Querying in addition Uniprot identifiers or protein domain data will result at present in a redundant list of proteins as shown in the code block below.

## Get also protein domain annotations in addition to the protein annotations.
pd <- proteins(edb, filter = GenenameFilter("ZBTB16"),
columns = c("tx_id", listColumns(edb, "protein_domain")),
return.type = "AAStringSet")
pd

The result contains one row/element for each protein domain in each of the proteins. The number of protein domains per protein and the mcols are shown below.

## The number of protein domains per protein:
table(names(pd))

## The mcols
mcols(pd)

As we can see each protein can have several protein domains with the start and end coordinates within the amino acid sequence being reported in columns prot_dom_start and prot_dom_end.

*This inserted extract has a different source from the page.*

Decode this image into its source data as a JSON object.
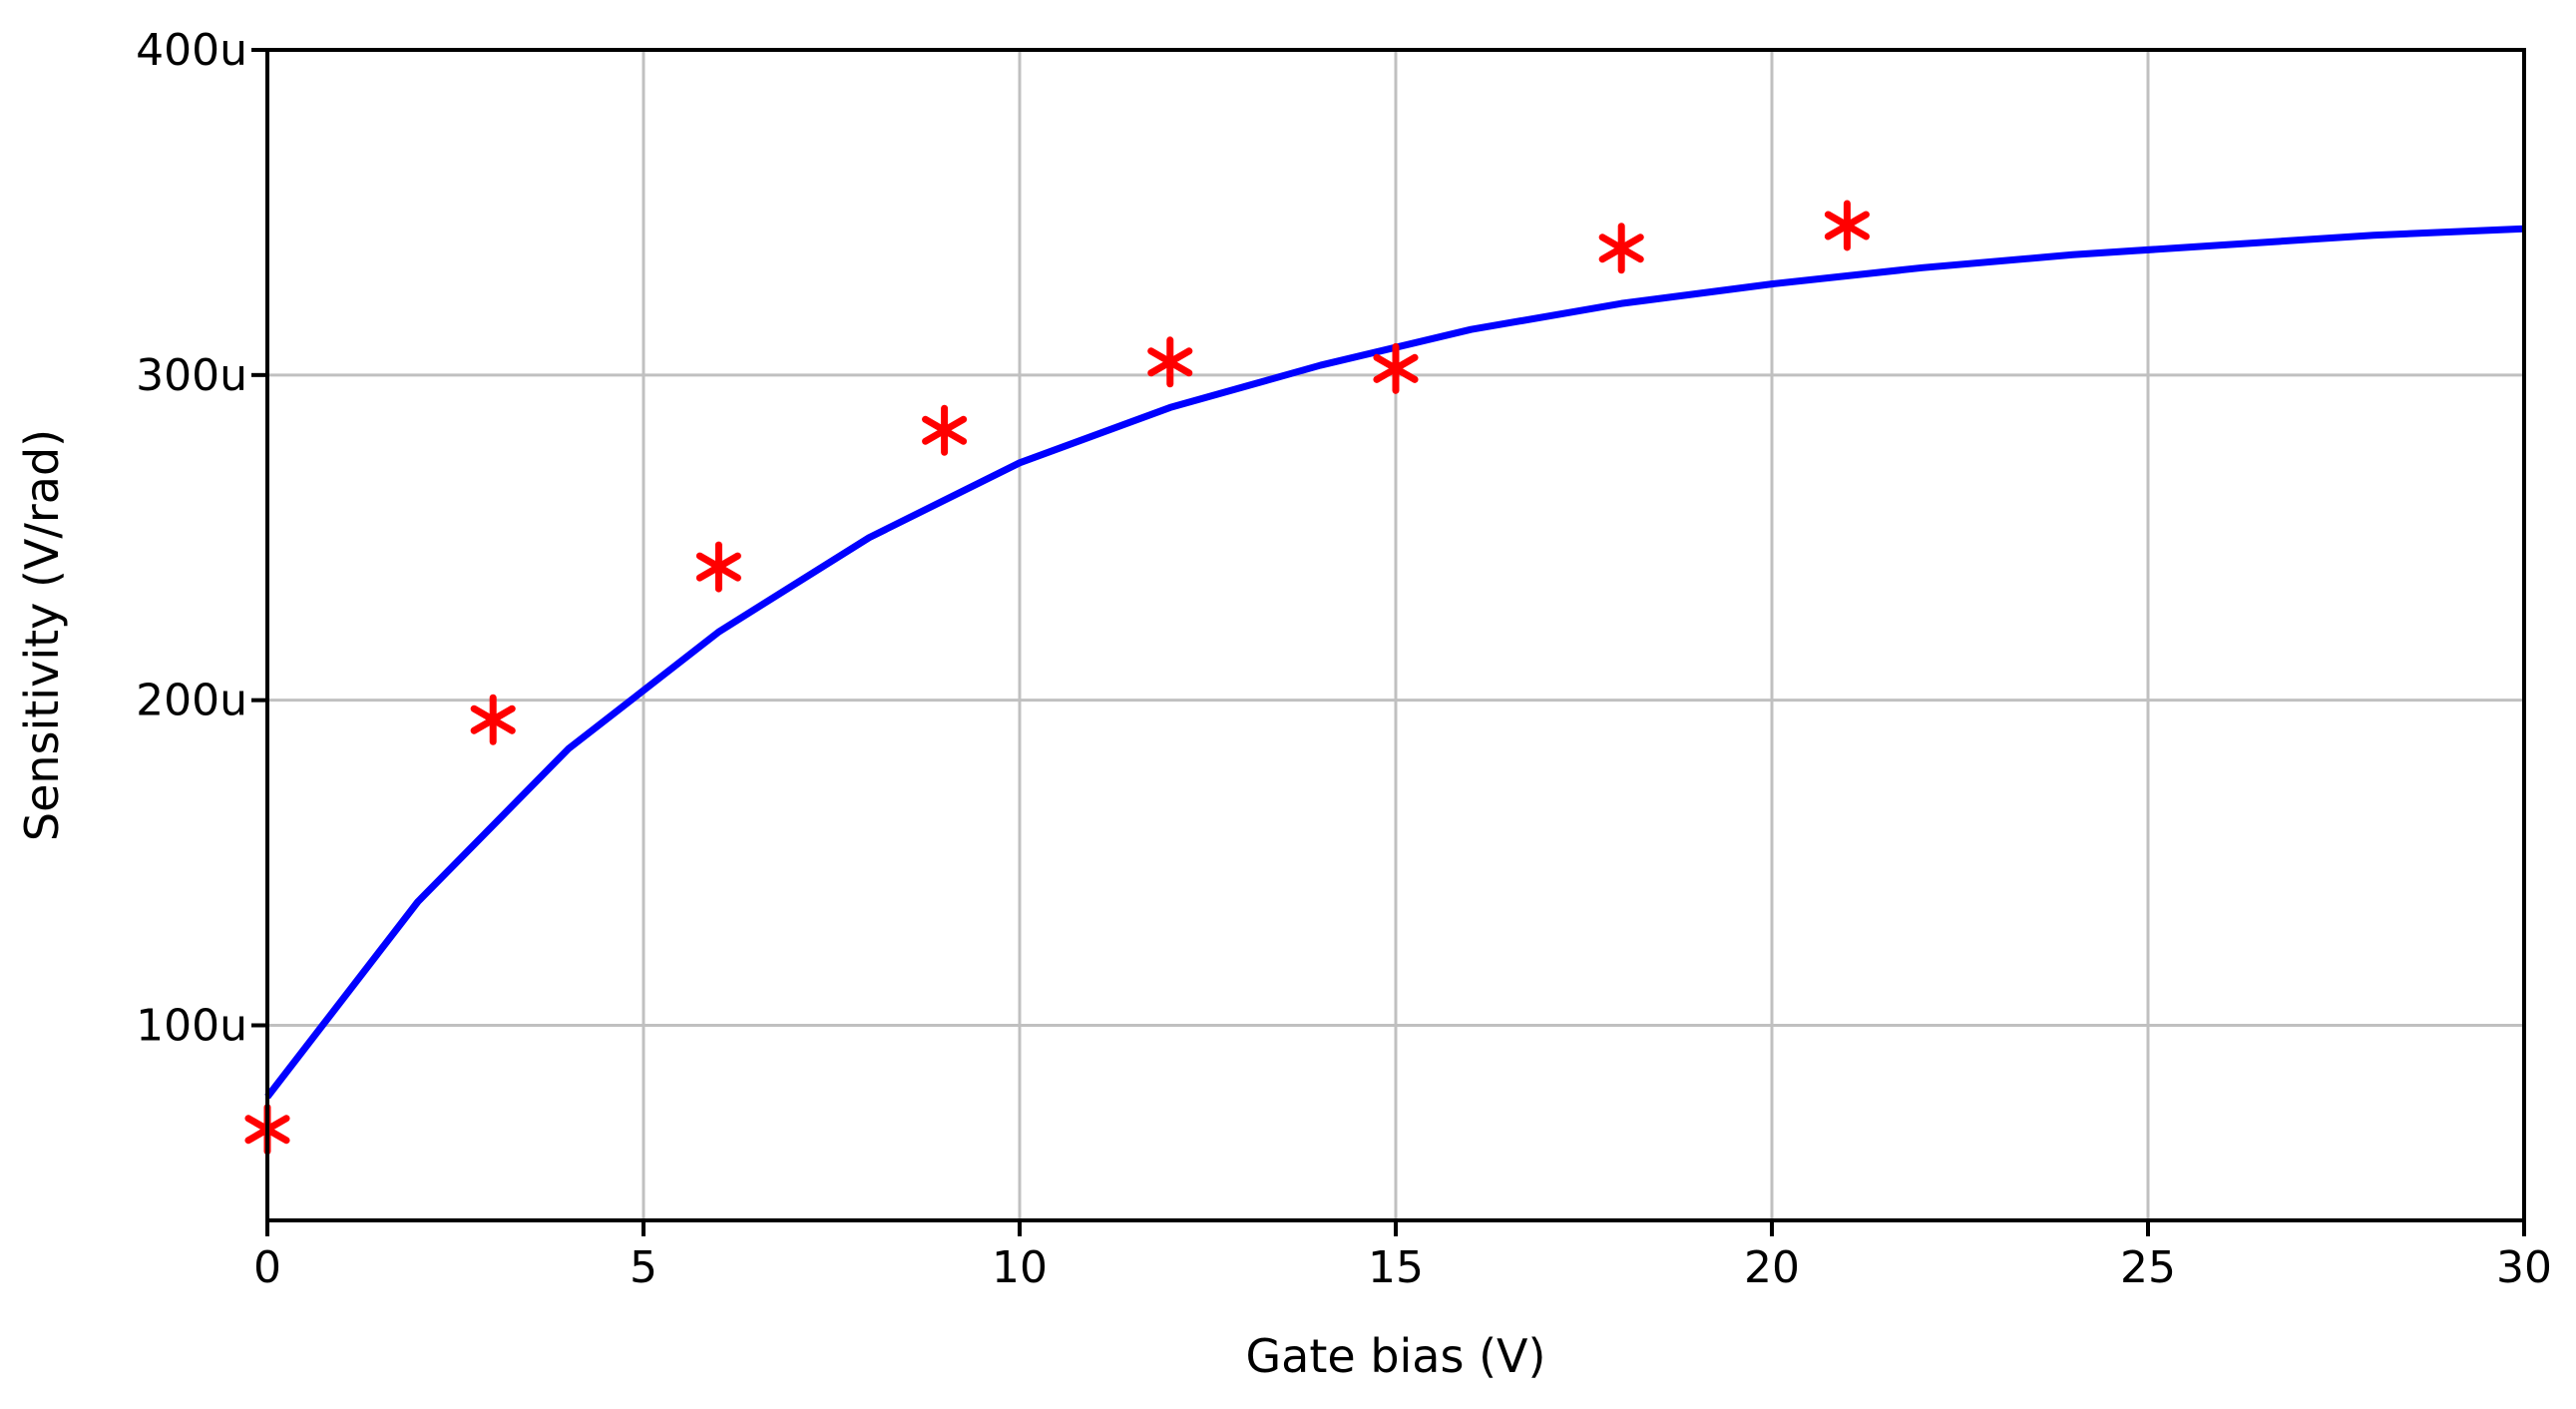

Also, not all Ensembl protein IDs, like protein_id ENSP00000445047 are mapped to an Uniprot ID or have protein domains.

# 4 Map peptide features within proteins to the genome

Functionality to map peptide features (i.e. ranges within the amino acid sequence of the protein) to genomic coordinates are provided by the Pbase Bioconductor package. These rely in part on the protein annotations provided by EnsDb databases. See the corresponding vignette Pbase-with-ensembldb in that package.